Pour espérer lutter contre les embouteillages de bateaux de croisières dans les ports de ses îles, la Grèce va taper au porte-monnaie. Le Premier ministre Kyriakos Mitsotakis a annoncé ce dimanche 8 septembre qu’une participation de 20 euros allait être imposée aux croisiéristes faisant halte dans les îles très populaires de Mykonos et Santorin.
Santorin, escale clef des croisières en Grèce pour ses célèbres couchers de soleil, frôle la saturation et les autorités envisagent d’en restreindre l’accès. «La Grèce n’a pas de problème structurel de surtourisme. Elle a un problème dans certaines destinations, certaines semaines ou certains mois de l’année», a développé le Premier ministre, lors d’une conférence de presse tenue à une foire internationale, ce dimanche. «L’industrie de la croisière a mis sous pression Mykonos et Santorin, donc le tarif sera de 20 euros», a-t-il ajouté sans préciser quand cette mesure entrera en vigueur.
Sur le nombre record de 32,7 millions de touristes qui ont visité la Grèce l’an dernier, environ 3,4 millions – soit un visiteur sur dix – s’est rendu sur l’île de Santorin. 1,3 million d’entre eux ont été débarqués de quelque 800 bateaux de croisière dans l’île où vivent seulement 15 500 habitants, selon l’association des ports grecs. Par cette mesure, le Premier ministre entend justement «intervenir sur le nombre de navires arrivant en même temps à une destination», en jugeant nécessaire «de mettre des freins sur des îles où nous considérons que les limites des infrastructures sont testées».

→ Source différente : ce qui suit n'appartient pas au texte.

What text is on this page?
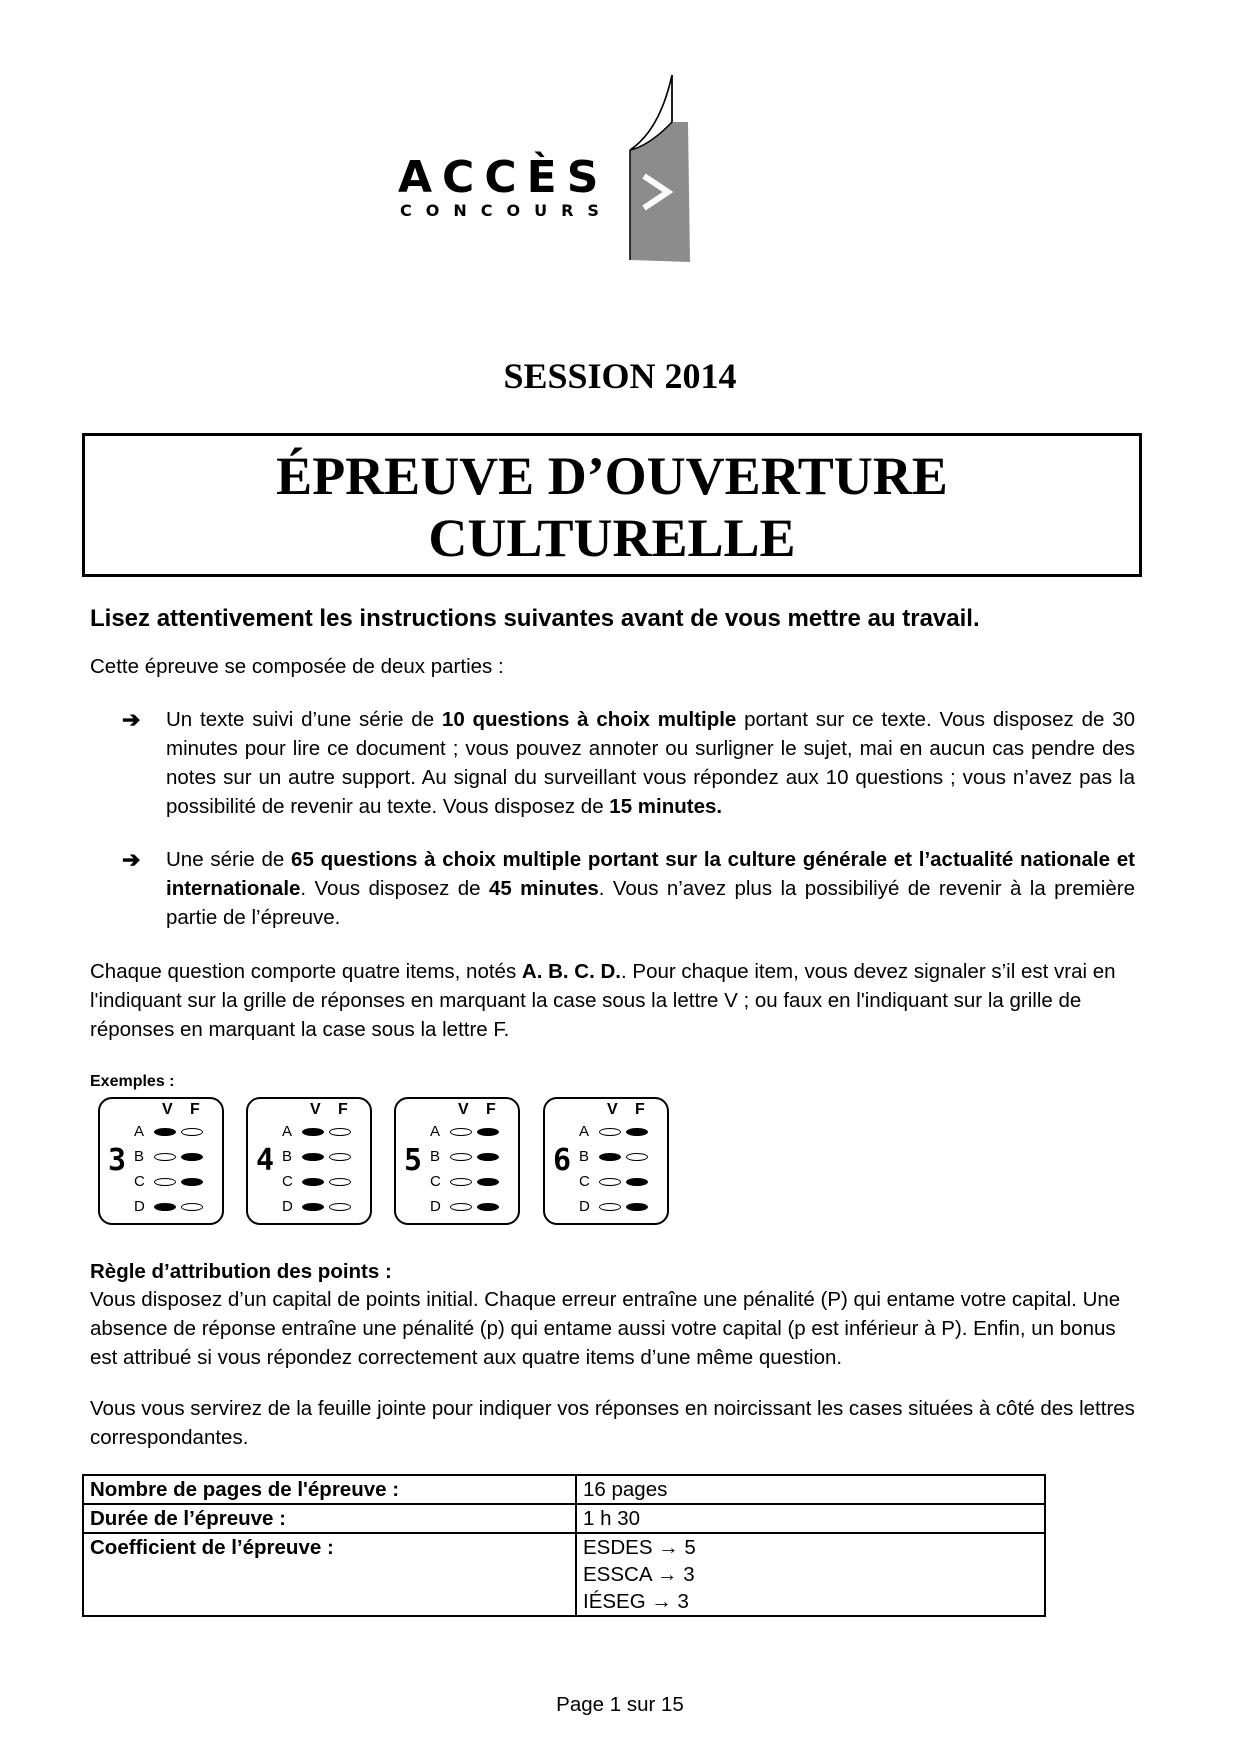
ACCÈS
CONCOURS
SESSION 2014
ÉPREUVE D’OUVERTURE
CULTURELLE

Lisez attentivement les instructions suivantes avant de vous mettre au travail.

Cette épreuve se composée de deux parties :

➔ Un texte suivi d’une série de 10 questions à choix multiple portant sur ce texte. Vous disposez de 30 minutes pour lire ce document ; vous pouvez annoter ou surligner le sujet, mai en aucun cas pendre des notes sur un autre support. Au signal du surveillant vous répondez aux 10 questions ; vous n’avez pas la possibilité de revenir au texte. Vous disposez de 15 minutes.

➔ Une série de 65 questions à choix multiple portant sur la culture générale et l’actualité nationale et internationale. Vous disposez de 45 minutes. Vous n’avez plus la possibiliyé de revenir à la première partie de l’épreuve.

Chaque question comporte quatre items, notés A. B. C. D.. Pour chaque item, vous devez signaler s’il est vrai en l'indiquant sur la grille de réponses en marquant la case sous la lettre V ; ou faux en l'indiquant sur la grille de réponses en marquant la case sous la lettre F.

Exemples :

3
V F
A
B
C
D
4
V F
A
B
C
D
5
V F
A
B
C
D
6
V F
A
B
C
D

Règle d’attribution des points :

Vous disposez d’un capital de points initial. Chaque erreur entraîne une pénalité (P) qui entame votre capital. Une absence de réponse entraîne une pénalité (p) qui entame aussi votre capital (p est inférieur à P). Enfin, un bonus est attribué si vous répondez correctement aux quatre items d’une même question.

Vous vous servirez de la feuille jointe pour indiquer vos réponses en noircissant les cases situées à côté des lettres correspondantes.

Nombre de pages de l'épreuve :	16 pages
Durée de l’épreuve :	1 h 30
Coefficient de l’épreuve :	ESDES → 5
ESSCA → 3
IÉSEG → 3
Page 1 sur 15
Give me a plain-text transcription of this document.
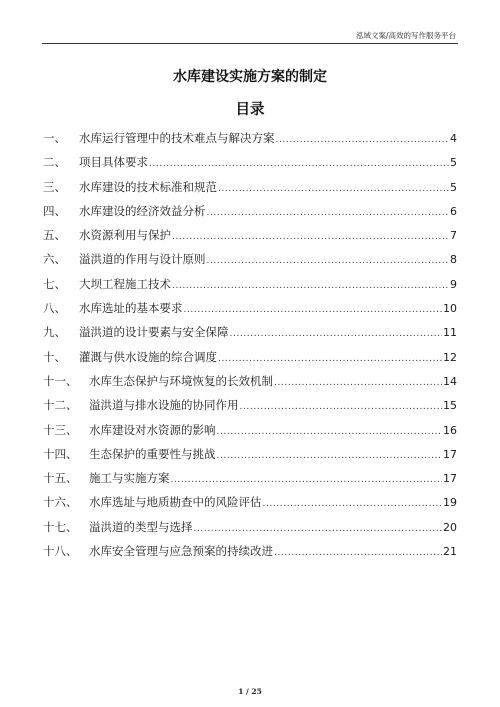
泓域文案/高效的写作服务平台
水库建设实施方案的制定
目录
一、	水库运行管理中的技术难点与解决方案 .....	4
二、	项目具体要求 .....	5
三、	水库建设的技术标准和规范 .....	5
四、	水库建设的经济效益分析 .....	6
五、	水资源利用与保护 .....	7
六、	溢洪道的作用与设计原则 .....	8
七、	大坝工程施工技术 .....	9
八、	水库选址的基本要求 .....	10
九、	溢洪道的设计要素与安全保障 .....	11
十、	灌溉与供水设施的综合调度 .....	12
十一、	水库生态保护与环境恢复的长效机制 .....	14
十二、	溢洪道与排水设施的协同作用 .....	15
十三、	水库建设对水资源的影响 .....	16
十四、	生态保护的重要性与挑战 .....	17
十五、	施工与实施方案 .....	17
十六、	水库选址与地质勘查中的风险评估 .....	19
十七、	溢洪道的类型与选择 .....	20
十八、	水库安全管理与应急预案的持续改进 .....	21
1 / 25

Pour l’été 2025, un maximum de 8 000 croisiéristes par jour à Santorin
Cet été, la ministre du Tourisme, Olga Kefalogianni, avait estimé qu’il fallait établir «des quotas», les autorités locales ayant déjà fixé pour l’an prochain une limite de 8 000 croisiéristes par jour à Santorin. «Il est impossible pour une île comme Santorin de voir arriver cinq navires de croisière en même temps», avait estimé la ministre. L’année dernière, la Grèce a connu une affluence record, ce malgré des incendies meurtriers et une longue vague de chaleur. Selon Olga Kefalogianni 2024 devrait constituer «une autre année record». Primordial pour le pays, le secteur du tourisme représente près d’un quart du PIB de la Grèce et emploie une personne sur cinq.
Analyse
Depuis le printemps, c’est la ville de Venise qui a mis en place une taxation pour les touristes. Lors de 29 journées désignées par la municipalité, les touristes doivent s’acquitter d’une taxe de 5 euros pour profiter de la Cité des Doges. Un billet à lâcher également pour chaque visiteur qui choisirait de ne pas dormir une nuit sur place. Cette nouvelle loi vise particulièrement les croisiéristes qui ne font escale que quelques heures dans la ville, s’agglutinant le long de la «riva dei Sette Martiri». Depuis 2021, la ville est la première cité du monde à avoir interdit l’accès du centre-ville aux gigantesques bateaux de croisières. Venise accueille presque 30 millions de touristes par an pour seulement quelque 50 000 habitants.